Capítulo 11

Mantenía la distancia, la suficiente para no perderlos de vista, la suficiente para no ser descubierto. No era la primera vez que veía a Isabella con otro hombre, ya había pasado por aquella misma situación y cuatro años después, volvía a experimentar las mismas sensaciones que solo podían ser canalizadas a través de sus ansias de hacer daño.

Ningún hombre tenía derecho a acercarse a ella, ningún hombre podía, ni siquiera, respirar el mismo aire que su Bella respiraba. La había encontrado después de tanto tiempo, la había añorado cada día que no la tenía a su lado y su vida se había convertido en una constante agonía. No podía permitir que otro hombre le robara lo que solo a él le pertenecía.

Debía mandarle un nuevo mensaje. Las flores que había dejado junto a su almohada no habían servido de nada. Se había ilusionado después de cuatro años de ausencia, se había ilusionado con que Isabella lo buscaría.

Parecía que todo lo que él hacía para acercarse a ella era inútil. La estaban escondiendo de él, la apartaban del alcance de su mano, la misma que acariciaba su rostro en la oscuridad y que ya había apagado la vida de tres muchachas.

Pero él era más astuto, un lobo olfateando el camino que deja la presa tras de sí. Había sido sencillo averiguar dónde estaba viviendo en ese momento, bastaba solo con seguir al detective. «Qué ironía», pensó con la mirada clavada en la parte trasera del Lexus que iba unos pocos metros más adelante. «El hombre que quiere alejarla de mí, terminará por enseñarme el camino hasta ella.»

Una sonrisa siniestra, plena de satisfacción, surcó su rostro. Dio las gracias en silencio por la oportunidad que la vida le estaba dando de nuevo. No la desaprovecharía. Esa vez, sería la última. Ya no habría tiempo para errores; Isabella sería suya y nada ni nadie se lo impedirían.

Isabella revisaba uno de los contenidos del futuro lanzamiento de la colección de libros de arte que Jennie le había asignado. Pondría todo su esfuerzo para que «Art & Pleasure» fuera un éxito y estaba segura de que, con la ayuda de Brandon Tanner, lo conseguiría.
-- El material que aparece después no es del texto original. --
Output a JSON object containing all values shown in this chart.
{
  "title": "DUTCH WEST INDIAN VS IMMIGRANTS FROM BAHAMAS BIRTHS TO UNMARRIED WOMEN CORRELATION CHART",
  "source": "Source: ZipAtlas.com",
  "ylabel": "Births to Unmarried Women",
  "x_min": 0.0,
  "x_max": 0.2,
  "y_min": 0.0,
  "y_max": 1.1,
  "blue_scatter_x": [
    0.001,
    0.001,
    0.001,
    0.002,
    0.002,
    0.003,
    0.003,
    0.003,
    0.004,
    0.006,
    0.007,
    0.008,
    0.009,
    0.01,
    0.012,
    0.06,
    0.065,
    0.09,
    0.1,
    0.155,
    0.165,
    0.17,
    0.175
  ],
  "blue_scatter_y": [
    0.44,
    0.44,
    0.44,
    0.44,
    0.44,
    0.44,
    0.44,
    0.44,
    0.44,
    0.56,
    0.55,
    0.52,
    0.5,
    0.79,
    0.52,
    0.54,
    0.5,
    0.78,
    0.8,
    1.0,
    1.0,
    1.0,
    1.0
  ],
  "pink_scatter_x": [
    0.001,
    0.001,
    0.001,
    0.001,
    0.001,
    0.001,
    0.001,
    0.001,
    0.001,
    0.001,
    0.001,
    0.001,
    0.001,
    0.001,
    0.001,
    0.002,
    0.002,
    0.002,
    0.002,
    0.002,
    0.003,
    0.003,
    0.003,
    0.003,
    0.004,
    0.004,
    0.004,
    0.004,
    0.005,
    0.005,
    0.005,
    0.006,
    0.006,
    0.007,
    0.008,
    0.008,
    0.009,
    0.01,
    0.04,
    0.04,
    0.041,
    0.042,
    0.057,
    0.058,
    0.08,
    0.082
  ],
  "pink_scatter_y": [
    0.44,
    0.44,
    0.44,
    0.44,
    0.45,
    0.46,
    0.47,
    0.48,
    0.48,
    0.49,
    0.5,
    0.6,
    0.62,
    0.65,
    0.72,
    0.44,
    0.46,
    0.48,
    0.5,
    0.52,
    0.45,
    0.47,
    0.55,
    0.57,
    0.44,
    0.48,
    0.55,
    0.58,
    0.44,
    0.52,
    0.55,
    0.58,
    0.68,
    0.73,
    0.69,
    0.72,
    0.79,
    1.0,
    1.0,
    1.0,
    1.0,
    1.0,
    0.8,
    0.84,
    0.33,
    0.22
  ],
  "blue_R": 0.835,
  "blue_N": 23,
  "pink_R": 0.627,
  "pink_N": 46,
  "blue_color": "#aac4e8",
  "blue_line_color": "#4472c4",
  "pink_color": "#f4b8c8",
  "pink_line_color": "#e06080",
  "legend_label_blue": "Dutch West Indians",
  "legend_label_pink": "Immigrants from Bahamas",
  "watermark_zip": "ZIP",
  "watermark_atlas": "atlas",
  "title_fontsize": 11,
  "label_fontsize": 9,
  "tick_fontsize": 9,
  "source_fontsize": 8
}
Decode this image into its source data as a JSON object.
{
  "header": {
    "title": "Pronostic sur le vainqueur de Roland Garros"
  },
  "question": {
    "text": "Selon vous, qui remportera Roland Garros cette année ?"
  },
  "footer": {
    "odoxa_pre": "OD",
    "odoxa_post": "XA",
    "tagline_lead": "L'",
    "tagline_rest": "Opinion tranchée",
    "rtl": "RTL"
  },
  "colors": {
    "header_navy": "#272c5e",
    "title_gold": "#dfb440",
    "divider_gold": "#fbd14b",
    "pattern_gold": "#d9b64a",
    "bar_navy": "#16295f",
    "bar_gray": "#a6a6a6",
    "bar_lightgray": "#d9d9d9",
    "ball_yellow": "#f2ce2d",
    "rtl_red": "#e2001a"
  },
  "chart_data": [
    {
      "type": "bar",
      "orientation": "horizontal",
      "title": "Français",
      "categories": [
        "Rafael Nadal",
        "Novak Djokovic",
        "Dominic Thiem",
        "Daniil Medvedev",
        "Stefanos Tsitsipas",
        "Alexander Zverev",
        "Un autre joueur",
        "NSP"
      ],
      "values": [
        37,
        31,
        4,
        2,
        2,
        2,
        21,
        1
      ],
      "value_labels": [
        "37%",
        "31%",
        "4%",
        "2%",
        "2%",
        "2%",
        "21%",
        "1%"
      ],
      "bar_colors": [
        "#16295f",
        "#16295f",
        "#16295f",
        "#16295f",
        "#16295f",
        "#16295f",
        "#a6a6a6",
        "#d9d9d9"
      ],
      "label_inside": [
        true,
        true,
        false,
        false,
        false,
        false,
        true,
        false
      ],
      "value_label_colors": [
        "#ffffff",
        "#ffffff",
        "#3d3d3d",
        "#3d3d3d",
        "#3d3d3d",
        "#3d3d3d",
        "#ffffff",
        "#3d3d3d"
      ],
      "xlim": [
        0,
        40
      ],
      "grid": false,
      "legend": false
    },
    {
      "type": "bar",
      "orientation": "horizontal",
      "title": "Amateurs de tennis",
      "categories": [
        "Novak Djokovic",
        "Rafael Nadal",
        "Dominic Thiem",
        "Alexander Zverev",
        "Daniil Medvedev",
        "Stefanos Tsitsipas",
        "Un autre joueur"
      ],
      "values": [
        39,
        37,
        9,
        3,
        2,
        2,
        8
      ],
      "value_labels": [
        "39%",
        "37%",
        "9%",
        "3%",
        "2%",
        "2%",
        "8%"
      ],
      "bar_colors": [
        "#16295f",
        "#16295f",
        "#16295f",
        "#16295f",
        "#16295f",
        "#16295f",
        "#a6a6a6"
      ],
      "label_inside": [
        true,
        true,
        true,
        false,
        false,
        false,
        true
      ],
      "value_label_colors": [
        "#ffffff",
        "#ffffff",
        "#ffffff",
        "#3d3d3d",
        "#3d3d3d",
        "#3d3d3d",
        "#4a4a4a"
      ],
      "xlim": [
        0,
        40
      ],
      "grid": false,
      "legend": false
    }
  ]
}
Se llevó el bolígrafo a los labios. No le había mencionado nada a Matthew sobre la sugerencia de Jennie. Habían regresado al loft y él había vuelto a salir para arreglar un asunto pendiente.

Estaba sola en el salón, arrodillada junto al baúl que hacía de mesa y con Boris echado a un lado. Le acarició la cabeza pero él estaba dormido. Sonrió complacida. Desde su llegada habían congeniado de inmediato, e Isabella había cubierto con el perro el vacío que había dejado Otelo.

Leyó los papeles una vez más y creyó adecuado que la parte inicial de la colección estuviera dedicada a las primeras civilizaciones originarias del Mediterráneo. Podrían empezar con el arte egipcio, sumerio y persa, sin dejar de lado la cultura minóica y micénica. Hizo algunas anotaciones y remarcó algunas palabras importantes; lo comentaría con Brandon y Jennie para ver si estaban de acuerdo.

El ruido de llaves en la puerta la distrajo.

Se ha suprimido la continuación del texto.